André was 24 years old when he came to Nouvelle-France (Canada) on June 30, 1665. In the army he was called by his nickname, La Gachette, which means "trigger" and is used to describe someone who can shoot with great ability -- a sharpshooter. La Gachette eventually evolved to be Lagacé.

During the winter of 1665-1666, André was stationed in Quebec City. Between 1666-1667, his regiment joined the famous campaign against the Iroquois, manning garrisons and launching attacks. By the end of this period, their task was accomplished and the countryside was peaceful.
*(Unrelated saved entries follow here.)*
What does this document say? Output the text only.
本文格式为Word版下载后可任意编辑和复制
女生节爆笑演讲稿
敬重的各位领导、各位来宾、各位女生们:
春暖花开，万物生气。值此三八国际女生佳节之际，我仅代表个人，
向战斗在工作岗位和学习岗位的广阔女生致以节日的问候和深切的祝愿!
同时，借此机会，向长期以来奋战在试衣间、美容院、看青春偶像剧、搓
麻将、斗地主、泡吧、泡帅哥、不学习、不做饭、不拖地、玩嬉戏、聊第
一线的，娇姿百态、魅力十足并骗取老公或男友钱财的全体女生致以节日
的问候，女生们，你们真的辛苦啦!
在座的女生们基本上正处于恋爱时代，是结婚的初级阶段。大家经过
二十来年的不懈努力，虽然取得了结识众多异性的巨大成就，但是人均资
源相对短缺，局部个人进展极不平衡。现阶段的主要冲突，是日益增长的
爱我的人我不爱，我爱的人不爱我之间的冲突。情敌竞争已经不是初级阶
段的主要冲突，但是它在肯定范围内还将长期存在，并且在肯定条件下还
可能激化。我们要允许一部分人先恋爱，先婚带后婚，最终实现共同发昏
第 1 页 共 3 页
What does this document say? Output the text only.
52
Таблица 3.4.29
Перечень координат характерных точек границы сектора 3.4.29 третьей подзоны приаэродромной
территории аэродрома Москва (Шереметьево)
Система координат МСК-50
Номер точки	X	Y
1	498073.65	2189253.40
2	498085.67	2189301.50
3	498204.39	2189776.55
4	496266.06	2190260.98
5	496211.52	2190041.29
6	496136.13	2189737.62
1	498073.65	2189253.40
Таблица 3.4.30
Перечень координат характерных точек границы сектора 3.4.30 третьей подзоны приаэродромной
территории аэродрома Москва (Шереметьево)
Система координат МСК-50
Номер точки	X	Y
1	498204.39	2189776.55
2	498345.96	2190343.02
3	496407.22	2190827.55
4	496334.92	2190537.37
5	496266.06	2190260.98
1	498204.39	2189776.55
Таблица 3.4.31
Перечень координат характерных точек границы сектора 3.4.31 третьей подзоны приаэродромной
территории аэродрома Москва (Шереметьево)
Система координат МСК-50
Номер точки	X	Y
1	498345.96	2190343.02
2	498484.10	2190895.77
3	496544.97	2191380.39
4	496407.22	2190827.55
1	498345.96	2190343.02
About 800 of the soldiers returned to France at this time, but 400 -- including André -- stayed with the promise of receiving land.

Settlers welcome the King's Daughters to Nouvelle-France 1667

On October 14, 1668 André received a piece of land located in Charlesbourg, and on October 23, 1668, in Notre Dame Church of Quebec, Father Henri de Bernieres blessed the marriage of Andre' Mignier and Jacquette Michel (1637 - 1710) a fille du Roi**.

In 1682, André and his family moved to Riviere-Ouelle, Quebec.

He died 20 Nov 1727, at Sainte-Anne-de-la-Pocatière, Quebec, Canada 

André's descendants -- in my direct line -- are:


Andre Mignier dit Lagace
Birth 4 Oct 1669 in Charlesbourg, Quebec, Canada
Death 4 February 1729 in Riviere Ouelle, Quebec, Canada
Married Francoise Ouellet 31 May 1701

Joseph Mignier dit Lagace
Birth 28 Dec 1706 in Rivière-du-Loup, Quebec, Canada
Death 1796 in Ste-Anne-de-la-Pocatière, Québec
Married Felicite Caouette 16 Aug 1730

Jean Baptiste Mignier Lagace
Birth abt 1749 in Sainte-Anne-de-la-Pocatière
Death 15 Sep 1828 in Québec, Quebec, Canada
Married Marie Judith Gravel Brindeliere 30 Oct 1775

Jean Baptiste Mignier Lagasse
Birth 24 Apr 1776 in Terrebonne, Quebec, Canada
Death before 1835 in St-Laurent (St-Laurent), Québec
Married Marie Angelique Baret dite Courville 21 Oct 1799

Marie Emélie Lagassé Meunier
Birth 24 Mar 1808 in Chateaugay, Quebec, Canada
Death 1883 in St-Antoine-Abbé, Quebec, Canada
Married Gabriel Pinsonneau 25 Oct 1824


Lucy Passino (Pinsonneau)
Birth 17 Jun 1836 in New York, United States
Death 2 Feb 1917 in Creston, Flathead, Montana, United States
Married John Galway Brown 23 Jan 1861

Abraham Lincoln Brown
Birth 25 Nov 1864 in Philadelphia, Jefferson, New York, United States
Death 8 Aug 1948 in Creston, Flathead, Montana, United States
Married Geneva "Neva" Plympton 1 Mar 1888

Lydia Corinna Brown
Birth 15 Sep 1891 in Sioux City, Clay Co., Iowa, United States
Death 25 Dec 1971 in Granada Hills, LA Co., California, United States
Married my grandfather 4 Sep 1912

Velma (my mother)
Birth 21 Oct 1914 in Kalispell, Flathead Co., Montana
Death 4 Oct 2004 in Chatsworth, Los Angeles Co., California, United States
Married my father 20 Aug 1936


I wonder if my love of shooting comes from André Mignier dit Lagace "The Trigger"?

Yours truly -- Jerry England

* dit names found primarily in France and New France (French-Canada) are essentially an alias tacked on to a family name or surname. Dit in French is a form of the word dire, which means "to say," and in the case of dit names is translated loosely as "that is to say," or "called." Therefore, the first name is the family's original surname, passed down to them by an ancestor, while the "dit" name is the name the person or family is actually called or known as. Dit names are used by families, not specific individuals, and are usually passed down to future generations, either in place of the original surname, or in addition to it.

** fille du Roi: The King's Daughters (French) a term used to refer to the approximately 800 young French women who immigrated to New France between 1663 and 1673 as part of a program sponsored by Louis XIV. The program was designed to boost Canada's population both by encouraging male immigrants to settle there, and by promoting marriage, family formation and the birth of children. While women and girls certainly emigrated to New France both before and after this time period, they were not considered to be filles du roi, as the term refers to women and girls who were actively recruited by the government and whose travel to the colony was paid for by the king.